Canadian internet service providers woes

There are only two kinds of ISPs in Canada:

  • The two physical line monopolists, Bell Canada and Rogers, with their stratospheric prices (there are probably a few others but I did not bother to learn their names),
  • A plethora of the cheaper TPIAs, all of whom seem to be hell-bent on convincing their customers that their service is unsatisfactory and on chasing them away.

I got my first internet connection, back in the day when TPIAs were not a thing. My provider was Bell Canada. They charged tons of money, but the service was rock-solid, and they increased the line speed, every time they upgraded their equipment. The price remained the same. Thus, my DSL speed went up from 1 Mbit to 6 Mbit, and I did not have to pay a penny more than the original contract had stipulated.
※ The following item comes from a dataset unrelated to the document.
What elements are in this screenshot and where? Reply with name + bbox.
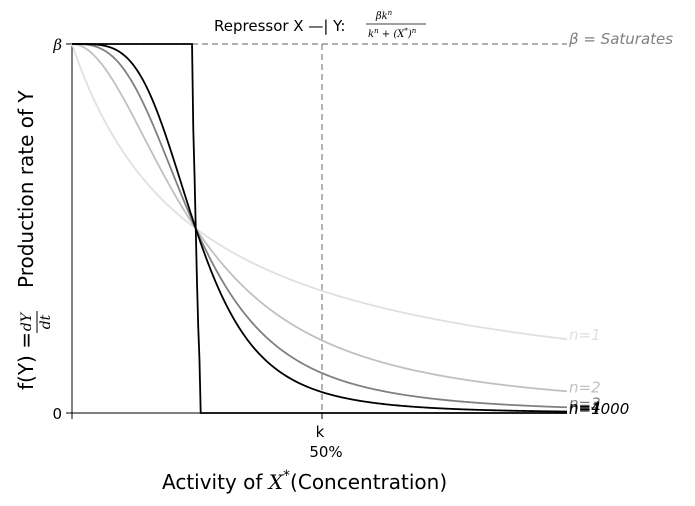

Then, TPIAs emerged and offered lower prices for the same line speed. I made a switch. Since then, I changed seven providers. All of them offered the same array of issues:

  • Periodical service degradation, with intermittent and growing packet loss.
  • Rather regular outages.
  • Incompetent, reluctant, and abrupt customer service and technical support staff.
  • Pointless arguments about insignificant matters.
  • Delaying tactics.
  • Rudeness.
  • Lies.
  • Indifference.

Overall impression is that their goal is to get rid of customers who are less than happy with substandard service and to only keep those who put up with that. This combined with the highest Internet prices in the visible part of the universe makes me wonder why it is Canada which is so special. Nowhere else in the world the Internet is so unstable and costly. Canada likes to blame its huge, sparsely populated territory, for just about anything, but Canadian Internet is not a spiderweb nor grid – it is a hair comb whose teeth rise from the USA, no further than 100 miles from the border. The size of Canada is the lamest excuse for its abysmal record on the quality and availability of Internet. Maybe it is so horrendous, because its users have been silenced, by the oh, so convenient shutting down of DSLReports.COM web site and CanadianISP.ca database that rated ISPs by their performance? That could be a suspicious coincidence.

High-quality and affordable Internet gives a huge boost to small to medium-sized businesses. The lack of it serves only gigantic, trans-national corporations whose Internet connections are not affected by consumer Internet availability. Hmm. Are we talking about dirty competition?